Мне было десять лет, когда я впервые увидел Хандредс-Холл. Стояло послевоенное лето; Айресы еще были богаты и считались местной знатью. Отмечался День империи; [День империи — национальный праздник, отмечавшийся с 1903-го по 1958 г. в день рождения королевы Виктории (1819–1901) 24 мая. В 1958 г. его заменил День Содружества; с 1966 г. в первой половине июня отмечается официальный (не совпадающий с фактическим) День рождения монарха. (Здесь и далее примеч. перев.)] в шеренге поселковых ребят я отдавал скаутский салют миссис Айрес и полковнику, которые шли вдоль строя, вручая нам памятные медали; потом мы с родителями уселись за длинные столы (кажется, на южной лужайке) и пили чай. Миссис Айрес выглядела года на двадцать четыре — двадцать пять, муж ее казался немного старше, а их дочке Сьюзен было лет шесть. Наверное, они представляли собой очень красивую семью, но запомнились смутно. Гораздо ярче воспоминание о доме, поразившем меня своим видом настоящего особняка. Помнятся детали благородной старины: обветшалый красный кирпич, пузырчатые оконные стекла, объеденные непогодой угловые наличники. Все это лишало дом четких очертаний, делая его похожим на глыбу льда, слегка подтаявшую на солнце.

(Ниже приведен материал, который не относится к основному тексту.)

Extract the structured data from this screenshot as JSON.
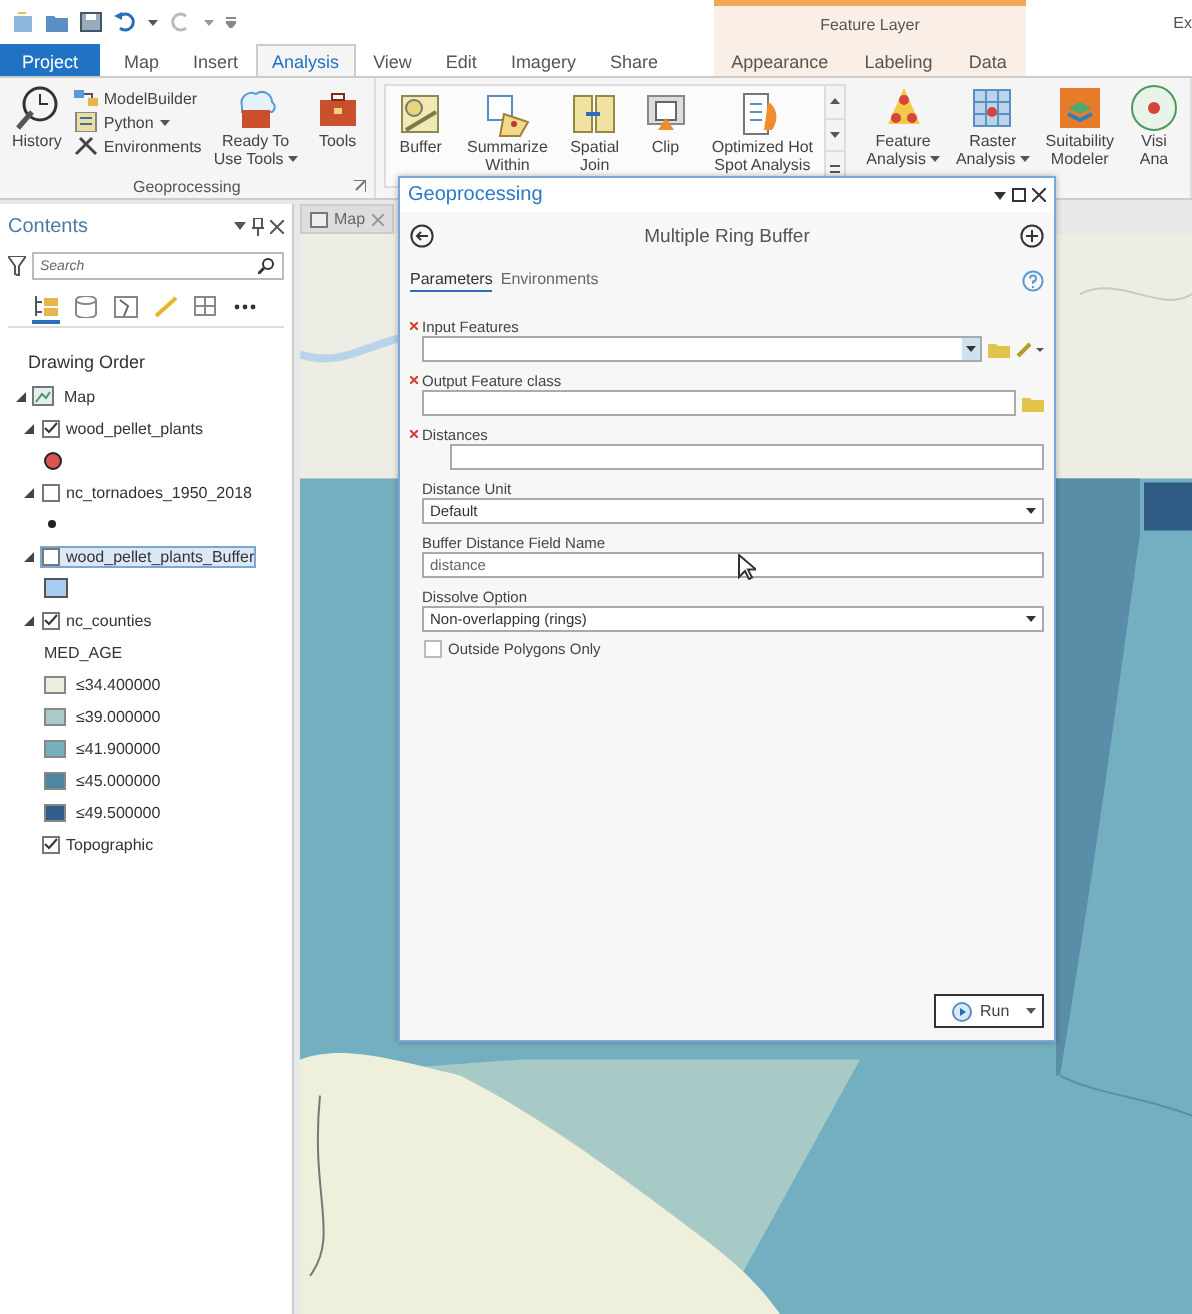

Разумеется, никаких экскурсий по дому не предполагалось. Двери и французские окна были открыты, но перегорожены лентой или тесьмой; если кому надо в туалет — пожалуйте в хозяйственный блок, где имелись уборные для конюхов и садовников. Однако у матери еще водились знакомцы среди слуг, и после чая, когда гости разбрелись по угодьям, через боковую дверь она тайком провела меня в дом, где мы немного пообщались с кухаркой и судомойками. Визит меня впечатлил необычайно. К кухне, расположенной в цокольном этаже, вел прохладный сводчатый коридор, чем-то напоминавший темницу в замке. По нему сновала уйма челяди с корзинками и подносами. Судомоек ждала гора посуды, и мать, закатав рукава, взялась им помогать. К моему восторгу, в награду за ее труды мне разрешили полакомиться желе и «финтифлюшками», которые вернулись с банкета нетронутыми. Меня усадили за дощатый стол и выдали из хозяйского сервиза ложку — тяжеленную штуковину потемневшего серебра, едва ли не больше моего рта.

Однако меня ждала еще большая радость. Высоко на стене сводчатого коридора висела коробка, полная всяких проводков и звоночков; когда один такой звонок затрезвонил, призывая наверх горничную, она взяла меня с собой, чтобы я заглянул за зеленую суконную штору, разделявшую парадную и служебную половины дома. Веди себя хорошо и тихонько жди меня здесь, сказала горничная. Ни в коем случае не суйся за штору — если полковник или хозяйка тебя заметят, выйдет скандал.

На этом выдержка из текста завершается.